« La qualité de notre adaptation aux changements dépend de notre capacité à nous entraider »
– Sanjay Khanna,
D.B. – Parfois, on ne regarde pas assez loin devant... S.K.
– Il y a de ces choses que l’on peut prédire avec relativement de certitude. Puis, celles que seul un petit groupe de gens peuvent imaginer parce qu’ils se permettent de penser plus loin. Il faut que les bonnes personnes travaillent au bon moment sur le bon problème. Prenons le transport: la plupart d’entre nous se concentrent sur le carburant, soit le remplacement des énergies fossiles. Certains se soucient plutôt des infrastructures et de leur robustesse aux températures extrêmes qui se préparent.
D.B. – Vous parlez des quatre 100%. De quoi s’agit-il? S.K.
– Ce sont quatre tendances dont on est certain à 100% qu’elles se manifesteront. Il s’agit de la réorganisation de l’économie, de la pression sur la santé mentale, de l’accélération du changement technologique et des changements climatiques et températures extrêmes.
D.B. – Peut-on toujours nous adapter aux tendances? S.K.
– On peut s’adapter à peu près à tout, mais cela ne signifie pas qu’on s’en sort indemne. Il y a des limites à l’adaptation saine. Ce n’est pas parce qu’on s’adapte que notre bien-être est préservé. En fait, la qualité de notre adaptation aux changements dépend de notre capacité à nous entraider les uns les autres. Faire reposer tout le fardeau de l’adaptation sur l’individu est trop lourd. Il faut mettre des ressources à son service.
D.B. – Par rapport aux bouleversements qu’entraînent les tendances, nous disposons d’amortisseurs. Quels sont-ils? S.K.
– Ce sont les mécanismes formels et informels qui aident les individus et les organisations à affronter les émotions causées par les chocs systémiques. La nature et la culture sont des amortisseurs, tout comme les réseaux d’entraide et le sociofinancement. Les amortisseurs ramènent de la confiance dans le système. Cette confiance est essentielle pour nous permettre de croire que nous pourrons nous adapter aux changements qui s’imposent à nous.
D.B. – Les organisations peuvent-elles créer leurs propres amortisseurs? S.K.
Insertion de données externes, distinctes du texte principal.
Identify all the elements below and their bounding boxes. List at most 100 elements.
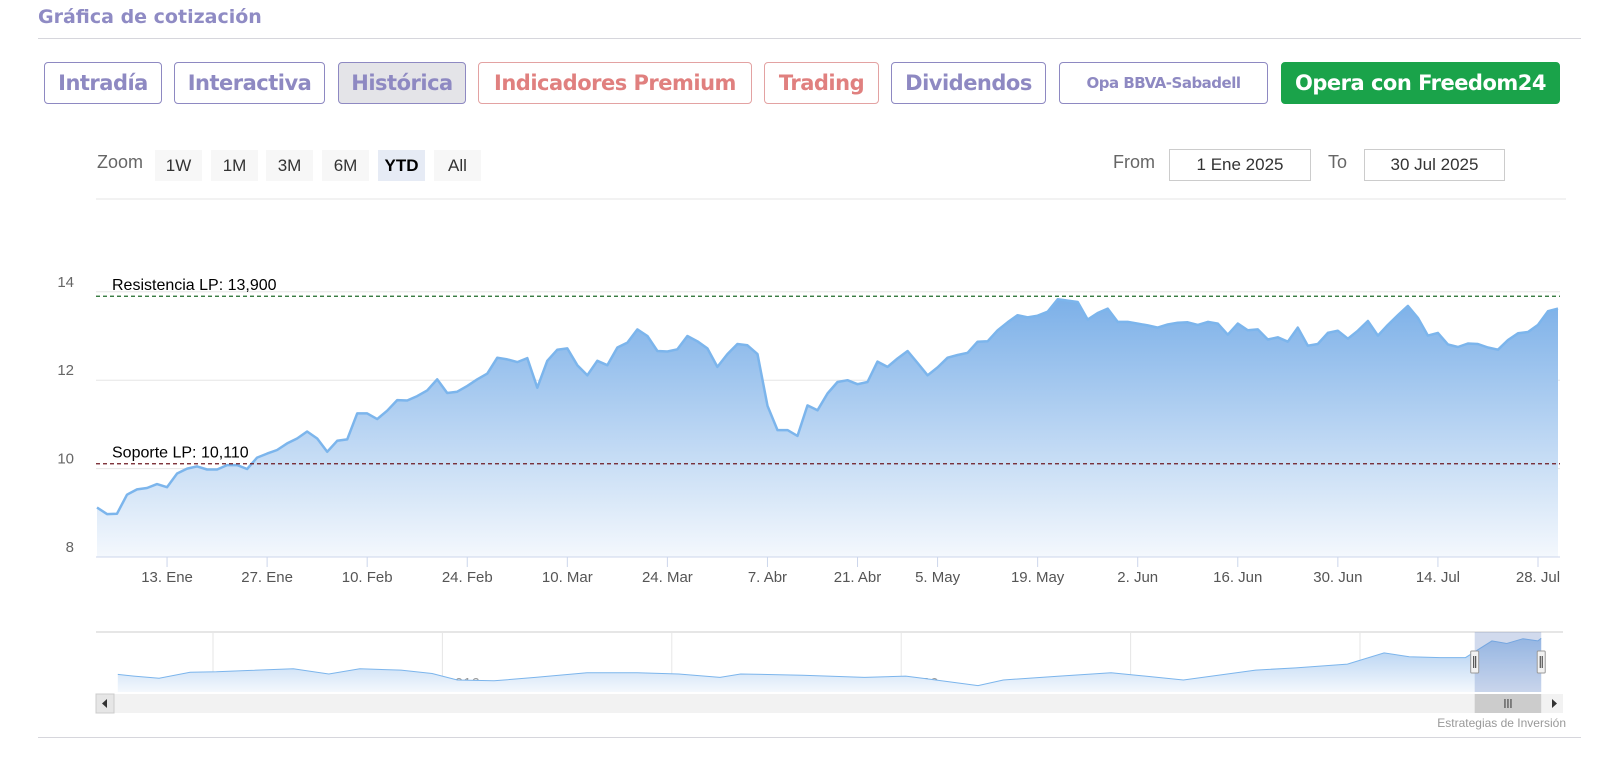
data-point	[916, 361, 920, 365]
data-point	[635, 327, 639, 331]
data-point	[145, 486, 149, 490]
data-point	[475, 377, 479, 381]
data-point	[405, 399, 409, 403]
data-point	[1106, 307, 1110, 311]
data-point	[1546, 309, 1550, 313]
data-point	[425, 388, 429, 392]
navigator-right-handle[interactable]	[1536, 650, 1546, 674]
data-point	[465, 384, 469, 388]
data-point	[1516, 331, 1520, 335]
data-point	[1536, 323, 1540, 327]
data-point	[1016, 313, 1020, 317]
data-point	[725, 352, 729, 356]
tab-dividendos[interactable]: Dividendos	[891, 62, 1046, 104]
from-label: From	[1113, 152, 1155, 172]
data-point	[365, 411, 369, 415]
x-tick-label: 19. May	[1011, 569, 1065, 586]
data-point	[1166, 323, 1170, 327]
navigator-left-handle[interactable]	[1470, 650, 1480, 674]
data-point	[95, 505, 99, 509]
tab-interactiva[interactable]: Interactiva	[174, 62, 325, 104]
navigator[interactable]: 201420162018202020222024	[96, 631, 1563, 692]
data-point	[295, 437, 299, 441]
x-tick-label: 27. Ene	[241, 569, 293, 586]
data-point	[856, 382, 860, 386]
data-point	[585, 373, 589, 377]
data-point	[595, 359, 599, 363]
data-point	[495, 356, 499, 360]
scroll-right-button[interactable]	[1545, 694, 1563, 713]
bottom-divider	[38, 737, 1581, 738]
data-point	[1326, 331, 1330, 335]
zoom-1w-button[interactable]: 1W	[155, 150, 202, 181]
data-point	[1236, 322, 1240, 326]
scrollbar[interactable]	[95, 693, 1563, 714]
data-point	[345, 437, 349, 441]
data-point	[115, 512, 119, 516]
data-point	[535, 386, 539, 390]
data-point	[1346, 337, 1350, 341]
data-point	[665, 349, 669, 353]
tab-indicadores-premium[interactable]: Indicadores Premium	[478, 62, 752, 104]
title-divider	[38, 38, 1581, 39]
data-point	[435, 377, 439, 381]
data-point	[936, 365, 940, 369]
navigator-selection[interactable]	[1474, 632, 1542, 692]
data-point	[1486, 345, 1490, 349]
tab-intradia[interactable]: Intradía	[44, 62, 162, 104]
data-point	[1506, 338, 1510, 342]
data-point	[1146, 323, 1150, 327]
data-point	[305, 429, 309, 433]
data-point	[976, 340, 980, 344]
zoom-1m-button[interactable]: 1M	[211, 150, 258, 181]
data-point	[1356, 329, 1360, 333]
x-tick-label: 7. Abr	[748, 569, 787, 586]
data-point	[1376, 334, 1380, 338]
opera-freedom24-button[interactable]: Opera con Freedom24	[1281, 62, 1560, 104]
data-point	[1096, 311, 1100, 315]
data-point	[605, 363, 609, 367]
tab-opa-bbva-sabadell[interactable]: Opa BBVA-Sabadell	[1059, 62, 1268, 104]
data-point	[165, 485, 169, 489]
data-point	[455, 390, 459, 394]
data-point	[185, 467, 189, 471]
data-point	[1056, 297, 1060, 301]
data-point	[335, 439, 339, 443]
x-tick-label: 10. Feb	[342, 569, 393, 586]
tab-historica[interactable]: Histórica	[338, 62, 466, 104]
data-point	[315, 437, 319, 441]
data-point	[125, 493, 129, 497]
credits: Estrategias de Inversión	[1437, 716, 1566, 730]
zoom-6m-button[interactable]: 6M	[322, 150, 369, 181]
from-date-input[interactable]: 1 Ene 2025	[1169, 149, 1311, 181]
data-point	[515, 360, 519, 364]
data-point	[1286, 340, 1290, 344]
data-point	[215, 467, 219, 471]
data-point	[205, 467, 209, 471]
x-tick-label: 5. May	[915, 569, 961, 586]
zoom-all-button[interactable]: All	[434, 150, 481, 181]
x-tick-label: 28. Jul	[1516, 569, 1560, 586]
data-point	[1176, 321, 1180, 325]
data-point	[505, 357, 509, 361]
y-tick-label: 10	[57, 451, 74, 468]
data-point	[1446, 342, 1450, 346]
data-point	[175, 471, 179, 475]
tab-trading[interactable]: Trading	[764, 62, 879, 104]
data-point	[1466, 342, 1470, 346]
zoom-3m-button[interactable]: 3M	[266, 150, 313, 181]
data-point	[846, 378, 850, 382]
zoom-ytd-button[interactable]: YTD	[378, 150, 425, 181]
to-date-input[interactable]: 30 Jul 2025	[1364, 149, 1505, 181]
support-label: Soporte LP: 10,110	[112, 445, 249, 462]
data-point	[1196, 323, 1200, 327]
x-tick-label: 21. Abr	[834, 569, 882, 586]
data-point	[1416, 316, 1420, 320]
data-point	[445, 391, 449, 395]
zoom-label: Zoom	[97, 152, 144, 172]
data-point	[1396, 313, 1400, 317]
scroll-left-button[interactable]	[95, 693, 115, 714]
data-point	[135, 487, 139, 491]
data-point	[1366, 319, 1370, 323]
data-point	[645, 334, 649, 338]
– Oui, c’est souhaitable. Mais il faut être cohérent. Le Financial Times avançait qu’au lieu d’implanter des programmes de méditation, de gestion du stress et de la santé mentale, certaines organisations devraient simplement vérifier si leurs employés ont trop de travail. Je ne dis pas que de tels programmes ne devraient pas exister, au contraire. Mais ils ne doivent pas servir à compenser une charge de travail démesurée. Ces programmes devraient accompagner les employés dans les macrochocs du monde du travail et non ceux induits par leur employeur.
D.B. – Lorsque votre fils était au début de l’adolescence, vous lui avez dit que vous préfériez qu’il ait un A en amitié et un C dans ses matières académiques. Pourquoi? S.K.
– En développant tôt sa capacité à entretenir des relations saines avec les autres, mon fils a pu ensuite se concentrer sur ses matières académiques. L’intelligence sociale et émotionnelle nous permet de relever les autres défis. Elle développe notre esprit d’ouverture et notre sagesse.